After our review of T:ROTF on the 6/26 radio show, we received a lot of incredulous responses to the fact that we not only didn’t grope and leghump T:ROTF, we sent it home and called its parents. Everyone we spoke to seemed to have loved it. We didn’t. In fact, most reviewers who enjoyed the first one didn’t either. The usual “who listens to reviewers anyway?” consensus began percolating.

But instead of quickly debunking reviewers as out of touch, consider this: thoughtful criticism (good or bad) introduces necessary shades of contrarianism which contribute toward a holistic view.

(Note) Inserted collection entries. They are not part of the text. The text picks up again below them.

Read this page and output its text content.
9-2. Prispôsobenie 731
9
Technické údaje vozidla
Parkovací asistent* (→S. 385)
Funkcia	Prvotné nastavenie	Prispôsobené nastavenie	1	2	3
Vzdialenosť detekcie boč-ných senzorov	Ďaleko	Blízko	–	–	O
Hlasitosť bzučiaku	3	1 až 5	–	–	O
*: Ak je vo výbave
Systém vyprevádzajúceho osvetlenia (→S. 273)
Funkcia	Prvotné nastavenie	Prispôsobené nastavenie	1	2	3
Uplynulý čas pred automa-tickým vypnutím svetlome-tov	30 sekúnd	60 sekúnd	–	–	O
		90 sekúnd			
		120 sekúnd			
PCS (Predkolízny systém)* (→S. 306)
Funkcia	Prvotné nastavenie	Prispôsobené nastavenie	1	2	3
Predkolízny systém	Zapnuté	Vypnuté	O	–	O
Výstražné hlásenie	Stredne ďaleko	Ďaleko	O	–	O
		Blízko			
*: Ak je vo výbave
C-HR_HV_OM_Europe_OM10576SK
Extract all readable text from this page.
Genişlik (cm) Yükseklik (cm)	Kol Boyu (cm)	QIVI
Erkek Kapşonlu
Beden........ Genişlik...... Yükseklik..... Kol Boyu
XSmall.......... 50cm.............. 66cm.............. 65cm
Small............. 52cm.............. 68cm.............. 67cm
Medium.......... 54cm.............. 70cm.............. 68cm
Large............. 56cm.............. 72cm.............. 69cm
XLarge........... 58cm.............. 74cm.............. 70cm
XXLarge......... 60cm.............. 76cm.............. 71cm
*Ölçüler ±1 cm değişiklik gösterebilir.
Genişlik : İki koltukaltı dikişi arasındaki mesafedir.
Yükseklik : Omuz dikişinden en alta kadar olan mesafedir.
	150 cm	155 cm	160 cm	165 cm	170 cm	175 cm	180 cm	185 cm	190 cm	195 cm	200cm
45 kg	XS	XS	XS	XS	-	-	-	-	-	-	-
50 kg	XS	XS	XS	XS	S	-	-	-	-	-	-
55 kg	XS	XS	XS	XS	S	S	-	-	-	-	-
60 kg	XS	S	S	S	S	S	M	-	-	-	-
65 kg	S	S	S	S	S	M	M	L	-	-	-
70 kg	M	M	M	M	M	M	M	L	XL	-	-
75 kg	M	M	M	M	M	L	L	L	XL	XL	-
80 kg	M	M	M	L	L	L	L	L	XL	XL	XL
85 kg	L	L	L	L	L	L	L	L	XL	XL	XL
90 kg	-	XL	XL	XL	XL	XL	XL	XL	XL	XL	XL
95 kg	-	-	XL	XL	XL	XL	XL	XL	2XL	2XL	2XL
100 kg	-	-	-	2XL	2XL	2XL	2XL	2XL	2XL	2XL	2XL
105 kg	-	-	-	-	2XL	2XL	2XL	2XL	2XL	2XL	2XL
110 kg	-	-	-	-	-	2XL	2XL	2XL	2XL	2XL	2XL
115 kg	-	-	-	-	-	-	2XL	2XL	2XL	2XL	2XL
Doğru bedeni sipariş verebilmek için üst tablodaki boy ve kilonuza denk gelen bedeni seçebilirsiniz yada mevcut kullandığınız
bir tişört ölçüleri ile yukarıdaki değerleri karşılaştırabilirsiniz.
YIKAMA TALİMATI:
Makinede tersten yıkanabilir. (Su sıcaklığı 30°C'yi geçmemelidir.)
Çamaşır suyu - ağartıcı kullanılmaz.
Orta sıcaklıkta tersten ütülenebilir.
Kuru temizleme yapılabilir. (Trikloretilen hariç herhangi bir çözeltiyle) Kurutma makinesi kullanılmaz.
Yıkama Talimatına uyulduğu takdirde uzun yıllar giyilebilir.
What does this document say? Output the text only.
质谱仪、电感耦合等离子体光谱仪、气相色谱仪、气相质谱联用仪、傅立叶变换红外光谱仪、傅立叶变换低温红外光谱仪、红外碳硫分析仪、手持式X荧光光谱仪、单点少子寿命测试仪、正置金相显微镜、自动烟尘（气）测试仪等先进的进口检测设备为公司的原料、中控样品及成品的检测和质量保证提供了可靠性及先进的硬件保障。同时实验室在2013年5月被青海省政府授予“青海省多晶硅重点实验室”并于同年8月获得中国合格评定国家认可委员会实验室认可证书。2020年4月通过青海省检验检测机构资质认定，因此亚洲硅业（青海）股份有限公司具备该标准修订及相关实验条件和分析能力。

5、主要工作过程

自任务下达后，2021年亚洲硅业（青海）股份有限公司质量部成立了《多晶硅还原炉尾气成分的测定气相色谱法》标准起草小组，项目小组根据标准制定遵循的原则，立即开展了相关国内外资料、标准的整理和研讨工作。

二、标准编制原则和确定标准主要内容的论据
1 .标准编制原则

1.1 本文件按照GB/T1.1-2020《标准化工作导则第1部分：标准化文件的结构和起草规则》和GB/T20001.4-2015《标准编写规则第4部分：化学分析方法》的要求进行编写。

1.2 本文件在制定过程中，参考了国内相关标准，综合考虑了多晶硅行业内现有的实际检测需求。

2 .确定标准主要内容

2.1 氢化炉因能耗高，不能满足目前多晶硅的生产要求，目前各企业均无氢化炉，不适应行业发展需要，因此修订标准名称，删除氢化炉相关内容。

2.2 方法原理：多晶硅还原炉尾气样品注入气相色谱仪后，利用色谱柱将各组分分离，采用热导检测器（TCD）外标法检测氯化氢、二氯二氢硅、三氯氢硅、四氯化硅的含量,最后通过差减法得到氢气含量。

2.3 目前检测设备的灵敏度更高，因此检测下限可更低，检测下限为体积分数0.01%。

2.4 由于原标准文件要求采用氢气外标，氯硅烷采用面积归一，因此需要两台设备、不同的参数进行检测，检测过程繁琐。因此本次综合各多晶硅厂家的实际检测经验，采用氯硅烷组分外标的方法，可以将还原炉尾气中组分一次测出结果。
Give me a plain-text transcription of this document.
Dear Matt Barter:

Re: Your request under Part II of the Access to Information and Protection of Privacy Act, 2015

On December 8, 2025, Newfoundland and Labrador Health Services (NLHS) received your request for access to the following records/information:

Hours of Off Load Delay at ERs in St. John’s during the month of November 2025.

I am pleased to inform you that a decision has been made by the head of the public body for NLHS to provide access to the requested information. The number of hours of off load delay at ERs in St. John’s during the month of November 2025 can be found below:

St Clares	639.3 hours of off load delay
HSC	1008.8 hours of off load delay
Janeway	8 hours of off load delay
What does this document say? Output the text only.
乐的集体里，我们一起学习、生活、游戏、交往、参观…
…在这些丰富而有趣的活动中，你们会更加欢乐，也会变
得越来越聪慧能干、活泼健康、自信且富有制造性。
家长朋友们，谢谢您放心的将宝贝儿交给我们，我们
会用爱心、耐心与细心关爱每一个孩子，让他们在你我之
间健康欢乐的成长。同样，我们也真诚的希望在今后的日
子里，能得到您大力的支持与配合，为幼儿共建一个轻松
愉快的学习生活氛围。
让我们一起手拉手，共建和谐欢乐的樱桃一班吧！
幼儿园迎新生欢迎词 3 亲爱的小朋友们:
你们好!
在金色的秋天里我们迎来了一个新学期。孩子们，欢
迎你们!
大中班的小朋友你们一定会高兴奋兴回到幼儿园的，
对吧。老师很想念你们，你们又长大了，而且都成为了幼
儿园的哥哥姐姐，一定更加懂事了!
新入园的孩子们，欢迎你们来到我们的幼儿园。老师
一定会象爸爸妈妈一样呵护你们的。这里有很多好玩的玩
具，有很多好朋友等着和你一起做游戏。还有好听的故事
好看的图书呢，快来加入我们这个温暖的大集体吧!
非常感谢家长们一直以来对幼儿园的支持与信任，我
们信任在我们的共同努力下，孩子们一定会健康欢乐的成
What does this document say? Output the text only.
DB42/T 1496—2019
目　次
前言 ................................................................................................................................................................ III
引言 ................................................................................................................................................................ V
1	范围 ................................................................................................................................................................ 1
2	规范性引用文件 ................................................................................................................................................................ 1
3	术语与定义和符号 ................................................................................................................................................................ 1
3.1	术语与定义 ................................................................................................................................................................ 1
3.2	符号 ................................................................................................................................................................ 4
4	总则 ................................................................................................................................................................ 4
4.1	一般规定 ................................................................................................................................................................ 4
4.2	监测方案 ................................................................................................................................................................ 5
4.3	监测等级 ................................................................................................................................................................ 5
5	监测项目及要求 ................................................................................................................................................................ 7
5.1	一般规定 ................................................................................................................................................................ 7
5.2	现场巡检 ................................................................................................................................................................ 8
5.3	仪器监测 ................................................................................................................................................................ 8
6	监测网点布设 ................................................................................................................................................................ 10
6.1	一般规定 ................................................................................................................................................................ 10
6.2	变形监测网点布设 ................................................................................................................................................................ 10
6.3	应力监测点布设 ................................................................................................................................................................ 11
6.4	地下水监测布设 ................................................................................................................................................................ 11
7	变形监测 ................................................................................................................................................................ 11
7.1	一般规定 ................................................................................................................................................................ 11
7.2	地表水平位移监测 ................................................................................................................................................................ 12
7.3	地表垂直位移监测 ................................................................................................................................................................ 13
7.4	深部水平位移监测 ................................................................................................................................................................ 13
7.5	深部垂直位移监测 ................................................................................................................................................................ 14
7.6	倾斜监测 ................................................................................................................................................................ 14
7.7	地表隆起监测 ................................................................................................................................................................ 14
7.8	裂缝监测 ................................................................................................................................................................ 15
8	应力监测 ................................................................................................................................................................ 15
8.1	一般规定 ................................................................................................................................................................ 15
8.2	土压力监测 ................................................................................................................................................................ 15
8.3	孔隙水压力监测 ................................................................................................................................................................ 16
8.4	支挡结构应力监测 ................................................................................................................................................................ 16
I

Criticism’s ability to provide underlying perspective on unrecognized or disregarded themes and techniques is the point– a contrary opinion isn’t demanding a reader to agree, but it does suggest there may be more than one facet of a film worth looking into. So here’s the kicker: where film is undeniably a medium with the innate ability to shape perception and embed itself into cultural relevancy and lexicon, its examination deserves more than a simple adrenaline rush/laugh meter litmus test.

Roger Ebert put an exclamation point on it the idea: “It’s not a critic’s job to reflect box office taste. The job is to describe my reaction to a film, to account for it, and evoke it for others. The job of the reader is not to find his opinion applauded or seconded, but to evaluate another opinion against his own.”

So hey Best Buy checkout guy. Put those shocked looks away. My head-hanging hypocrisy dictates I’ll enjoy T:ROTF on a purely visceral level as played out in spurts and clips. But please… (please!) keep in mind that as a whole, T:ROTF remains an intentional insult to your intelligence with its choice of loud over logic, geographical defiance, and insistence on overpowering your brain’s ability to process information. And when you see that shot of two wrecking balls clanging together in a thinly veiled allusion to robo-testicles, realize it’s the cinematic equivalent to hanging a set of plastic testicles from a truck– both of which require a wagging finger of shame and a quick cerebral palate douching.